The Excentrical Center: From the Feminist Critiques of Modern Political Subject to the Epistemological Privilege of "Woman"
The talk proposes an analysis of the vicissitudes and the crisis of the modern political subject from the perspective of women and feminism. It will be articulated in three acts, and each will be introduced by the words of a man. This willingly inappropriate narrative device is intended to expose the act of power that lies behind the very constitution of the modern political subject. In the first act - opened by a reading of Thomas Hobbes's work and developed through an analysis of Margaret Cavendish's and Mary Shelley's fictions - it will be shown that the claim for absoluteness and universality of the modern subject hides the 'original' gesture of subjecting women.

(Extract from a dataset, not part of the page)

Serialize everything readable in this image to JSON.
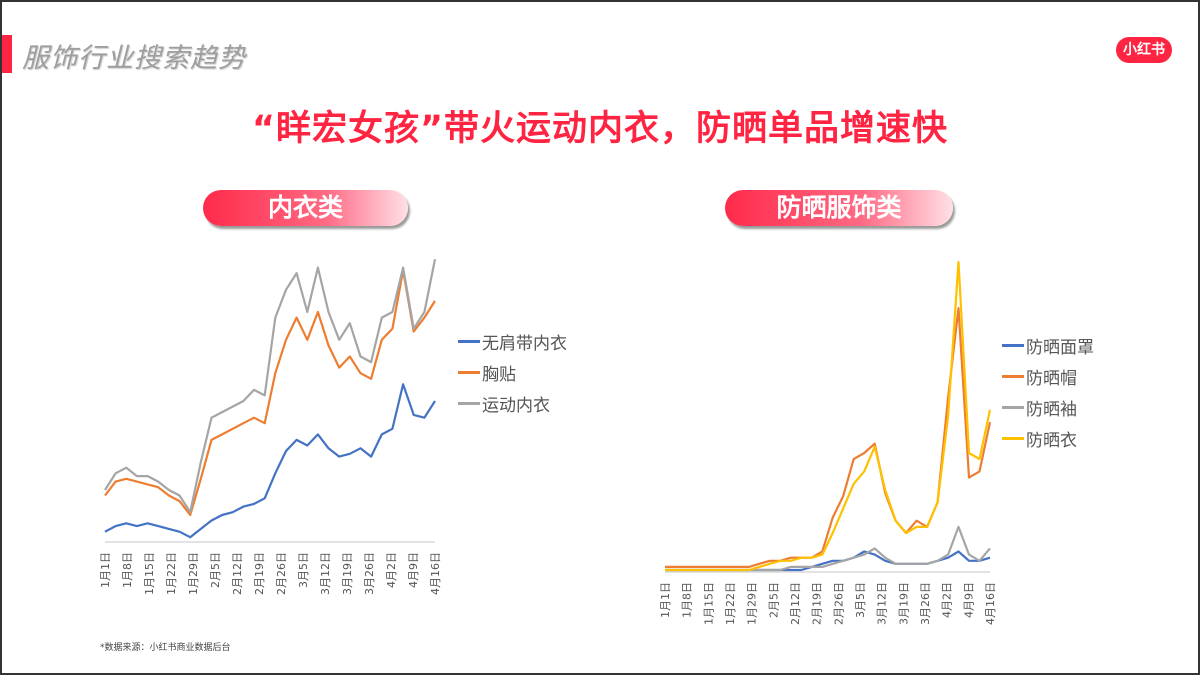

In the second act, moving from Jeremy Bentham's conception of marriage as the foundation of civilization, it is suggested that the explicit critique of the subject entitled to rights articulated by Olympe de Gouges, Mary Wollstonecraft and Emma Goldman is a critique of the whole order constituted upon that subject: the order of sovereignty, society and the market. In the last act, the debate around Hegel's Phenomenology - involving Simone de Beauvoir, Judith Butler, Carla Lonzi, Luce Irigaray, Gayatri Chakravorty Spivak - is read in order to show that woman, as an «impossible subject», provides an unexpected and privileged critical perspective on contemporary global dynamics of power.
Paola Rudan is Senior Assistant Professor in the History of Political Thought at the University of Bologna.